Mustering courage that had more to do with the mind than what little brawn one possesses, I first took on the old chest of drawers. The top one is what I call my heart-break drawer. In this are bits of the past that have both roots and tentacles. It holds all the little things that I do not have in my heart to remove or banish. There is a pair of unfinished bright red gloves that my mother had started knitting for one of our sons and could not finish; illness and then death got in the way of clicking needles. There is my father’s shaving kit and his much-treasured Solingen cut-throat razor that I never saw him use. There are drawings made by the now-grown children. The same chest has a drawer which I may well call the ‘good effort’ compartment. This is beholden to the English language and is the embodiment of one of its most vacuous phrases, ‘good effort’, even ‘good attempt’. The phrase does not explain much. It does not pin down if something is actually good or bad, or terrible or excellent. All it says is that we do not want to say anything.

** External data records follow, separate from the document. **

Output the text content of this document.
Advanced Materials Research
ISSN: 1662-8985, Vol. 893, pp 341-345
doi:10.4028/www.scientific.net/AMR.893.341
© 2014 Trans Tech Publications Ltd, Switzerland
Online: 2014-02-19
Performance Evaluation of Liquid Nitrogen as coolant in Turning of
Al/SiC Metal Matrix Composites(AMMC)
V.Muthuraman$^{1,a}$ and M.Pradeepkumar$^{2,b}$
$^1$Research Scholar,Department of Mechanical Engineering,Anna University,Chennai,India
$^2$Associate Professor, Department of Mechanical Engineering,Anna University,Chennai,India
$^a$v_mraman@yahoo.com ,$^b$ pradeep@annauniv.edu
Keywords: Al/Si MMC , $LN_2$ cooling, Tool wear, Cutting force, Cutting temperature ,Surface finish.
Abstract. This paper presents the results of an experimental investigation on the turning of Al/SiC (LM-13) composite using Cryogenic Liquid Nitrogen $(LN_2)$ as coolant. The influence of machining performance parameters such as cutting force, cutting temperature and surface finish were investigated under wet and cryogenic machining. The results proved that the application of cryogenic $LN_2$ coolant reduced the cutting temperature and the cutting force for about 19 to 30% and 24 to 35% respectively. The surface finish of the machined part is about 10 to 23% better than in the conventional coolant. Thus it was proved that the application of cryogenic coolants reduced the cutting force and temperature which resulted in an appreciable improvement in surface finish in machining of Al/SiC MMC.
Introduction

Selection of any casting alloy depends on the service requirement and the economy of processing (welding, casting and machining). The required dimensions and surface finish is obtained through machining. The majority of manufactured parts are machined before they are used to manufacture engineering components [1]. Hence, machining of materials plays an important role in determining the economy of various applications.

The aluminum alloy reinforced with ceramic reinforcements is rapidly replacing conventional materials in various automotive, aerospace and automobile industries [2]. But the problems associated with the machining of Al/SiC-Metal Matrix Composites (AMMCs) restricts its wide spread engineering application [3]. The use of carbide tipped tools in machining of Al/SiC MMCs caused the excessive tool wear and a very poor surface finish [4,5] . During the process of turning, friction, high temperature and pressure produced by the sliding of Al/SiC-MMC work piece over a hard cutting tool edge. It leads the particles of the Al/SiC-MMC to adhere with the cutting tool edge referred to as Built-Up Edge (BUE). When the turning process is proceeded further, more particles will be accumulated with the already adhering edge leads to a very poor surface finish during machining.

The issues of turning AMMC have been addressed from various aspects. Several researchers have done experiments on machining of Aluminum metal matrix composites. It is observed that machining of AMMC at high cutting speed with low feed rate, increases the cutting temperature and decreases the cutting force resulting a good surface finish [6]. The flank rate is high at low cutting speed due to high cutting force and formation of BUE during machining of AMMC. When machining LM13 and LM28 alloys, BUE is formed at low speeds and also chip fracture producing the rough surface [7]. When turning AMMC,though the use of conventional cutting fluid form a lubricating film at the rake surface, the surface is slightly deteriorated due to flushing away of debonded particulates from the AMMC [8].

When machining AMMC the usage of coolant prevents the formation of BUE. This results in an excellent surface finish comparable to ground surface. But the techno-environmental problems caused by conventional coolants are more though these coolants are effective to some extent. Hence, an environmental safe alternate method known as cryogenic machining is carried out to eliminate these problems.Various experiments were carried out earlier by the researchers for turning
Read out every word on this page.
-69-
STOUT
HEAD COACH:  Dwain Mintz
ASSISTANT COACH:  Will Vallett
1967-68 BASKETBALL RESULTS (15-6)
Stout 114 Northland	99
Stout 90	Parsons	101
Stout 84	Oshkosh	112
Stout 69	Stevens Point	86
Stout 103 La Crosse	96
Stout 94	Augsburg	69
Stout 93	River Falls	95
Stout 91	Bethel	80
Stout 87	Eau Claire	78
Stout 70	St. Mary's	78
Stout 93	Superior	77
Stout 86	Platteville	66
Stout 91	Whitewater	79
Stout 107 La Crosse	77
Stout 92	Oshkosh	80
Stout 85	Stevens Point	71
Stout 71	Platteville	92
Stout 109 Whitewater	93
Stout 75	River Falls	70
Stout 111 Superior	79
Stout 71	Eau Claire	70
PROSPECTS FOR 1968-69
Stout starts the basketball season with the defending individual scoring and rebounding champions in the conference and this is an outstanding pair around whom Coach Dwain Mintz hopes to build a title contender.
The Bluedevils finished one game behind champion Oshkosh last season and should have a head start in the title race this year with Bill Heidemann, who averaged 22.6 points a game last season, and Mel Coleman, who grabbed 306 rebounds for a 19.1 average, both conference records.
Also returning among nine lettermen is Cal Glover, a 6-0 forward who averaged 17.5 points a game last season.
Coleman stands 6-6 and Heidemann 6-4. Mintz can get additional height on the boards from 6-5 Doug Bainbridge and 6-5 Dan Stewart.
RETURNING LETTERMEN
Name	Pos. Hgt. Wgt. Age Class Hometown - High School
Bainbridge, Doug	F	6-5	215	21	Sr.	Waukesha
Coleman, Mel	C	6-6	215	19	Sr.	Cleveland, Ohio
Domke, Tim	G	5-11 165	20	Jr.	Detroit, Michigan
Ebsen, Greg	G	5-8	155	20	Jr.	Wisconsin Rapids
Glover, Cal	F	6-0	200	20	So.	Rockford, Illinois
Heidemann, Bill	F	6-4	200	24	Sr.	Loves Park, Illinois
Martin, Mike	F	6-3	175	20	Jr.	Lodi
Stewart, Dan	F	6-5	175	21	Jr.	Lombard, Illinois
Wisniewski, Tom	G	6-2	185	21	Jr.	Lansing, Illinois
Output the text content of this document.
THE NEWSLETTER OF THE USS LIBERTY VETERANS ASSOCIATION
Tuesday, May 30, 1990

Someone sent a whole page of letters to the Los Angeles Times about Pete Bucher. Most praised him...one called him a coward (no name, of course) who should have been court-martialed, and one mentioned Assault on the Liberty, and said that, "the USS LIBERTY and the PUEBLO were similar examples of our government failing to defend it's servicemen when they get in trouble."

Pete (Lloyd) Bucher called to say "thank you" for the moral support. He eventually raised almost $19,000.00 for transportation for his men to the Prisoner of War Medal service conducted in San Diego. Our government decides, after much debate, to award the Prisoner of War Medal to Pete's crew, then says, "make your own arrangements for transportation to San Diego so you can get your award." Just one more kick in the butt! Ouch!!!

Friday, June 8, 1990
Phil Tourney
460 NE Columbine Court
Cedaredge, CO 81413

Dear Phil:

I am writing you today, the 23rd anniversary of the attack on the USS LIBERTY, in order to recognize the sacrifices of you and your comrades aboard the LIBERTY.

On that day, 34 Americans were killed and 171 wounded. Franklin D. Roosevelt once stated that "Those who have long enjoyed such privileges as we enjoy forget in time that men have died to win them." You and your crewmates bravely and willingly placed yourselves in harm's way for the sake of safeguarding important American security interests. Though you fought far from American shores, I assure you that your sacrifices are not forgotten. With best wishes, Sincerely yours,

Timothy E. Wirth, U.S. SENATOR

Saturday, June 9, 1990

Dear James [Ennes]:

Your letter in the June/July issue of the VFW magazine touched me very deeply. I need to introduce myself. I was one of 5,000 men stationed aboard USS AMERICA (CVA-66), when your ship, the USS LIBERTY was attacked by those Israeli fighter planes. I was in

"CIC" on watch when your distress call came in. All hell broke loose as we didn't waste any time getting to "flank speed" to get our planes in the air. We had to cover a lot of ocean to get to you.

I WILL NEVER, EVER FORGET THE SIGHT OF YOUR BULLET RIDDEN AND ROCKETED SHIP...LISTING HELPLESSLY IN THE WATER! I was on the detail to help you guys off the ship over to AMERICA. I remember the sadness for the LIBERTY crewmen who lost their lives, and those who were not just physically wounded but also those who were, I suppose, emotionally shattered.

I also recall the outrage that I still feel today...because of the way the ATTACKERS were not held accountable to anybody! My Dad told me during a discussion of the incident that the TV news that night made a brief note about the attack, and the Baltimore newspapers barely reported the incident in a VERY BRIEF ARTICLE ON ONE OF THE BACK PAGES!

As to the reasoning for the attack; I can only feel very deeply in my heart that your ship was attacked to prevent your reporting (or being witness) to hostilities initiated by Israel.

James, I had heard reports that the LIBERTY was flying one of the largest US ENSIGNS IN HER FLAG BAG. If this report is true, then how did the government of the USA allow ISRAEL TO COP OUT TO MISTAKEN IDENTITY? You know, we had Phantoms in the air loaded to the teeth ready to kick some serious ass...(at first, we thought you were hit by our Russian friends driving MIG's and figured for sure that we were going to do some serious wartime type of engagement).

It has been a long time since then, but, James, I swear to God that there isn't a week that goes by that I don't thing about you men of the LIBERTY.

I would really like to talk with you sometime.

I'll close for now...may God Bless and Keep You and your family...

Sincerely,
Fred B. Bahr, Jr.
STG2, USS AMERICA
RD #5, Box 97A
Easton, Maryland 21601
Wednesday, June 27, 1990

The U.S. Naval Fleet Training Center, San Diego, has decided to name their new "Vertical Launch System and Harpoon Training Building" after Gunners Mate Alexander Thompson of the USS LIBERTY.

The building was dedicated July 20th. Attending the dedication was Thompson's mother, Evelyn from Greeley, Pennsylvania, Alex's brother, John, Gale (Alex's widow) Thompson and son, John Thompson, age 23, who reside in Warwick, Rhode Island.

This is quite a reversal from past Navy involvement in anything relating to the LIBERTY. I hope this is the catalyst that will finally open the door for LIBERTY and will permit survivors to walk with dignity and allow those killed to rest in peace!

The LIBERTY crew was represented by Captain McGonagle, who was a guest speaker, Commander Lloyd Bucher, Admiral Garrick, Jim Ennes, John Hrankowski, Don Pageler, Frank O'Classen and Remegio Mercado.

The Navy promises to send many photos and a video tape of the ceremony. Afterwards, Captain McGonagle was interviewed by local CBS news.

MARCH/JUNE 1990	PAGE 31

The ‘good effort’ drawer has various things. It has bits of embroidery once done by family members who were learning the fine art of the cross-stitch and left them at the stage of ‘good attempt’. Worse, that drawer was also packed with the presumption of writings that I had done in school, college and later. These, even to me, would fall in the category of ‘poor attempt’. Without further ado, these were collected and mercilessly tossed in the garbage bin.
The elephant in the store was not in those drawers. That was in the reams of paper. Old letters, documents and publications. That’s when the cleaning came to a standstill. Battle-hardened by the first skirmish, I opened one box of papers. That box has been taken out of the store and it is close to me as I type out this column. Some of what the box holds has come from friends and acquaintances of my parents. So far, I have read through the four issues of Harijan that was brought out by Gandhiji; these date back to 1940 and are in almost-pristine condition. There are sheets of Dawn, the paper started by Mohammed Ali Jinnah, and I’ve just finished reading its wobbly argument written in 1947, of why Delhi should be the capital of Pakistan.